Corona Virus: How Are We Doing?

You have the virus

  • Yes

    Votes: 13 5.7%
  • I've been quaranteened

    Votes: 13 5.7%
  • I personally know someone who has been diagnosed

    Votes: 64 28.1%
  • Clear as far as I know

    Votes: 152 66.7%

  • Total voters
    228

PK99

Legendary Member
Location
SW19
MrsF's friend texted in a panic yesterday - her teen daughter has tested positive. Further update, she's tested positive too - worried sick ! Hopefully she'll be OK. Teen daughter works in a nursery, but is still going out visiting friends and her boyfriend. So there are a load of folk who will now have to isolate. :whistle:
Utterly unacceptable behavior.
 

johnblack

Über Member
I think we'll see more problems with the type of person that likes to be seen and heard, than those who are happy in their own company. In some ways the latter have already adjusted to the situation.

The belief that in order to get on in life, you must be seen and heard, above everyone else, is in for a shakeup.
Some people don't want to be on their own and it is not healthy for them.
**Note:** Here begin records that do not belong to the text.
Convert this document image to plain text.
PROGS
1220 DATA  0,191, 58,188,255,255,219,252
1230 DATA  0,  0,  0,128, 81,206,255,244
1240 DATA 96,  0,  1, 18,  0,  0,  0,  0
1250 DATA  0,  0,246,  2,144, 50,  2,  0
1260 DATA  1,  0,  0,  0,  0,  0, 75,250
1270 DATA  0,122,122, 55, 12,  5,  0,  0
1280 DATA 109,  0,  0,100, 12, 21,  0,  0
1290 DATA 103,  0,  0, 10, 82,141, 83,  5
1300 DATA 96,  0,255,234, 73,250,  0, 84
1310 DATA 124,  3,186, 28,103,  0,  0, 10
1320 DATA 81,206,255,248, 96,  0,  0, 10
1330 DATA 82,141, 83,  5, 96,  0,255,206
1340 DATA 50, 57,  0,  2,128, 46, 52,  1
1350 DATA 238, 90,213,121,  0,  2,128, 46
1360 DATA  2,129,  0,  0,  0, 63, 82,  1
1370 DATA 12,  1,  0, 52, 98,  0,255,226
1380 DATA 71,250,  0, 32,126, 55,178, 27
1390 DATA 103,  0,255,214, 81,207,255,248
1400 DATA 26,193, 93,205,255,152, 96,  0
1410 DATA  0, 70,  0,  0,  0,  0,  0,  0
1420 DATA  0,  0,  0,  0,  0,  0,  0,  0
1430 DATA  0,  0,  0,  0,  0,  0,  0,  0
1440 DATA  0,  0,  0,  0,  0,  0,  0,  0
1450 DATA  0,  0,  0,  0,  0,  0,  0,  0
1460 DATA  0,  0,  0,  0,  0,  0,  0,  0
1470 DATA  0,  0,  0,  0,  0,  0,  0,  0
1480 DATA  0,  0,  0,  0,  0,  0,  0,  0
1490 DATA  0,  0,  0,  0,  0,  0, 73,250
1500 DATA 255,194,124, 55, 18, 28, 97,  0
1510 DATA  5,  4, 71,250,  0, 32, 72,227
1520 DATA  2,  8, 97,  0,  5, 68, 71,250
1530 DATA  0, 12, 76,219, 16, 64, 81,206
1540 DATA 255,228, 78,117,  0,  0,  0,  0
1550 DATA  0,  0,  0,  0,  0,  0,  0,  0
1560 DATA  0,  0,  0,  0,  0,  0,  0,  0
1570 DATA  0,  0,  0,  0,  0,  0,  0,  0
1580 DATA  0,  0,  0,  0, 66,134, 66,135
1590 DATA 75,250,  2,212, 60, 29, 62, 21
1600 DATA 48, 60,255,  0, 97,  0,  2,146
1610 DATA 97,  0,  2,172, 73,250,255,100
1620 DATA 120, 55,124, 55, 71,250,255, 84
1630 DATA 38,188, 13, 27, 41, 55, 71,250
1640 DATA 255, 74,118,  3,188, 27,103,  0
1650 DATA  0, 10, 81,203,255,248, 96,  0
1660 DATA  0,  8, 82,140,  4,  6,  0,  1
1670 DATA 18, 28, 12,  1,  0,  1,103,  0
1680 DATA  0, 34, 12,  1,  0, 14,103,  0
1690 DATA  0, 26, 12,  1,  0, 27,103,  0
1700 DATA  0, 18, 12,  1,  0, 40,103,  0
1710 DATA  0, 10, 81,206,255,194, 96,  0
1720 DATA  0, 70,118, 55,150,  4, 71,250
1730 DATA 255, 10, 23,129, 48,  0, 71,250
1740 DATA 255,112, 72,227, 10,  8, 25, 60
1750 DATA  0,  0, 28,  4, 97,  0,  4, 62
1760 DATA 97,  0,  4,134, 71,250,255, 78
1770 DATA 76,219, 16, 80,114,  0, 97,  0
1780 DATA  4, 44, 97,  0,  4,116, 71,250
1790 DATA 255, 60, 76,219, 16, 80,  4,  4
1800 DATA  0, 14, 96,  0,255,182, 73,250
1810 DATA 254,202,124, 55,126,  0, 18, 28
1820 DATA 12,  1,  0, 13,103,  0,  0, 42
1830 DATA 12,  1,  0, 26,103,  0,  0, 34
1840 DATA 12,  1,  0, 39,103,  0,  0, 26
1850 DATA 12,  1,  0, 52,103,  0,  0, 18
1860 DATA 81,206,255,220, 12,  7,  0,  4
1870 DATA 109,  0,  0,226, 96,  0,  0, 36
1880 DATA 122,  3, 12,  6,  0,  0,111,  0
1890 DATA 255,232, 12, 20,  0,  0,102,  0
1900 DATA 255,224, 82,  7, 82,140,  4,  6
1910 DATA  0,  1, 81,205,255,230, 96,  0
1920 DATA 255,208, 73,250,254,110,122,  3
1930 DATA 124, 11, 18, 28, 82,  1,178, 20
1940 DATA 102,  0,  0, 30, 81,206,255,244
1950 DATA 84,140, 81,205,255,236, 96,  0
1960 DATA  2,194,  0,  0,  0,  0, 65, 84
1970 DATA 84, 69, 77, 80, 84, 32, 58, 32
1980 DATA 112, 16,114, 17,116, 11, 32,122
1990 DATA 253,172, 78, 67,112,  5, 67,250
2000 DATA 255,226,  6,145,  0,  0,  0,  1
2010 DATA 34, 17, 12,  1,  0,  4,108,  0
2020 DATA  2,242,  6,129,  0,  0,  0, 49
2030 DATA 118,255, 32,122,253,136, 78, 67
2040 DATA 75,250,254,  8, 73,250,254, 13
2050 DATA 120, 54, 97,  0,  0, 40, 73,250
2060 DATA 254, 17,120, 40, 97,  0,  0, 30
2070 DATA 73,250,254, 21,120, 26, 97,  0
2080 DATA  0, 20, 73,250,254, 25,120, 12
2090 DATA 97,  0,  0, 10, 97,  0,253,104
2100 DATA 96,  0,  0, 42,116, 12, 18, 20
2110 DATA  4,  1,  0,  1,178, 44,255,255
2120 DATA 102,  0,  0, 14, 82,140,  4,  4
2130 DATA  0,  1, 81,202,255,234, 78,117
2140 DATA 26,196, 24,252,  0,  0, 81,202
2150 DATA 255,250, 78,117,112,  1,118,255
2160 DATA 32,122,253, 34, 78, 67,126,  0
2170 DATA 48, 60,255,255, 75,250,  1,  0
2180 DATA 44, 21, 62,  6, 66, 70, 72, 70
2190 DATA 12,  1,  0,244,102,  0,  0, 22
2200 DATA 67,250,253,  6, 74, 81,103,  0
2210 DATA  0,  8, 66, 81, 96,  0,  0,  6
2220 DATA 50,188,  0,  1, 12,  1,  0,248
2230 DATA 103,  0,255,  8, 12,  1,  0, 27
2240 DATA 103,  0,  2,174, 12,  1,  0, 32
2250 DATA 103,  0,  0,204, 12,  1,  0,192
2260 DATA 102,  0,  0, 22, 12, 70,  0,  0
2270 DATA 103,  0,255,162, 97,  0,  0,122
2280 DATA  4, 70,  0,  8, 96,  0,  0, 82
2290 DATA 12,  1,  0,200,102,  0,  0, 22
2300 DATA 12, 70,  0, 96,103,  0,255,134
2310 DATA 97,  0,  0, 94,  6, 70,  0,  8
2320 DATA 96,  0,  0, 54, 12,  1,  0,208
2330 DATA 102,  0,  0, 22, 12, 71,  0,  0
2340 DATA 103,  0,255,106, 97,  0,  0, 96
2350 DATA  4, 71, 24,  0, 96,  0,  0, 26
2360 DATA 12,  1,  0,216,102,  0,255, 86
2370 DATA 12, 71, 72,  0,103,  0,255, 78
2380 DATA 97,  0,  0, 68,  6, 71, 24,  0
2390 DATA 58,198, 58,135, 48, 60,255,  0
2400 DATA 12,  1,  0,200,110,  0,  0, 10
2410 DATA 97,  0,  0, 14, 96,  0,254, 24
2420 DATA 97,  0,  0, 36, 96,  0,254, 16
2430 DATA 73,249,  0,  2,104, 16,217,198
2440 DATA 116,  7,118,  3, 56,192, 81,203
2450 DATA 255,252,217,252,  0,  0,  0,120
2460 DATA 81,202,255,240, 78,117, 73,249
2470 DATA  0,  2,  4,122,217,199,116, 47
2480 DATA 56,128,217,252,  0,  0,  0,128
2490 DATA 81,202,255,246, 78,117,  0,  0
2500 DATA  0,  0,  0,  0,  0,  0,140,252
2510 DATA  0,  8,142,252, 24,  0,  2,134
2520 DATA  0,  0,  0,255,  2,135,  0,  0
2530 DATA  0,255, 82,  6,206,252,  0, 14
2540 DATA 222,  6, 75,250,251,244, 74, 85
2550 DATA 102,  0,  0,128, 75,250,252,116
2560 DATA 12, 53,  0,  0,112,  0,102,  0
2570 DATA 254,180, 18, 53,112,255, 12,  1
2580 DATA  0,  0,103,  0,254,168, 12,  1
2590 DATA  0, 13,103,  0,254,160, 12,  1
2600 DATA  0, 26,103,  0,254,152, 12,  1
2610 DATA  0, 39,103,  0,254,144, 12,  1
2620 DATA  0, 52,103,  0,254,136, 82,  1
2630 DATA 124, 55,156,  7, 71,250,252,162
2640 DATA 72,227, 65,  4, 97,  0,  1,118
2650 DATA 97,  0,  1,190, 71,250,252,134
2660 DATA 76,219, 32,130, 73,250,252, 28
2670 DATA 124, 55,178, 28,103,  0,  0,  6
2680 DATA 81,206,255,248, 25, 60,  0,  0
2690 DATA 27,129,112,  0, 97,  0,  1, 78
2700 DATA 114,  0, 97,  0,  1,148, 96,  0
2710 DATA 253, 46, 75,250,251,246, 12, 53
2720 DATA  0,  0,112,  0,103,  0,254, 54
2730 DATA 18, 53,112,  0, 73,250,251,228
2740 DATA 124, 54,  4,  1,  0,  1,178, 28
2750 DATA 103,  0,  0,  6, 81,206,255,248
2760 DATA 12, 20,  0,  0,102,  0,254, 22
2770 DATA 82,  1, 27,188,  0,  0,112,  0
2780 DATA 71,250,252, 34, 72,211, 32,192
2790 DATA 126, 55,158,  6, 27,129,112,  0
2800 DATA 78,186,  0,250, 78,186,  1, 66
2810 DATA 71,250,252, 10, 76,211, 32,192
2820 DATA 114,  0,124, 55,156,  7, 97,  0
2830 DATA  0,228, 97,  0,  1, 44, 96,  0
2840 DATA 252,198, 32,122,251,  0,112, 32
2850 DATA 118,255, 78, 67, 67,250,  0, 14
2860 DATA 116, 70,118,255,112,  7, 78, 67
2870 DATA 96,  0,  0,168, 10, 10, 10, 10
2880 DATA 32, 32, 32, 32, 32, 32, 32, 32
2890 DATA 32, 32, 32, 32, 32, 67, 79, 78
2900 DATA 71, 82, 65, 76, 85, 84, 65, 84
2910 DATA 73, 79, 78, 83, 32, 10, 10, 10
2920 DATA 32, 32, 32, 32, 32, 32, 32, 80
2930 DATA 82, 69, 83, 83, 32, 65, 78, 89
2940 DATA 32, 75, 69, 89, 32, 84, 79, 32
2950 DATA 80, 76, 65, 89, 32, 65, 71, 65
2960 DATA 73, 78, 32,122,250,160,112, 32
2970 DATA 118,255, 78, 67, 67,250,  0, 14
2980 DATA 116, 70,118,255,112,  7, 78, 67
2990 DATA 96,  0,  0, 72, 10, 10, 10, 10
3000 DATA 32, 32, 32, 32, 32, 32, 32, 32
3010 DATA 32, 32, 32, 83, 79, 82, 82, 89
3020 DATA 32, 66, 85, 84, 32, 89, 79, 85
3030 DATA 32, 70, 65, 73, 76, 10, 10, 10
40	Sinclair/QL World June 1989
People that do not go out and enjoy the solitary existence haven't had to adjust that much, but wanting to go out, enjoy other peoples company and be social is not about desire to be seen and heard, or wanting to get on, it's an absolute built in part of human nature for most people. To be expected to adjust and conform to an alien way of life is not something that anyone should want or expect and we need to strive to return to normal as soon as it is possible.
 

classic33

Legendary Member
Some people don't want to be on their own and it is not healthy for them. People that do not go out and enjoy the solitary existence haven't had to adjust that much, but wanting to go out, enjoy other peoples company and be social is not about desire to be seen and heard, or wanting to get on, it's an absolute built in part of human nature for most people. To be expected to adjust and conform to an alien way of life is not something that anyone should want or expect and we need to strive to return to normal as soon as it is possible.
Like it or not, we're all going to have to adjust to a new "normal". My opinion on that is that those who are "happy in their own company" will find this change easier.

It's not about a solitary existence. Some people work better when on their own/left to their own devices to get the work done. Those that find the need to constantly remind others of what they have done, and seek recognition for having done the same work, will find adapting to the new way harder.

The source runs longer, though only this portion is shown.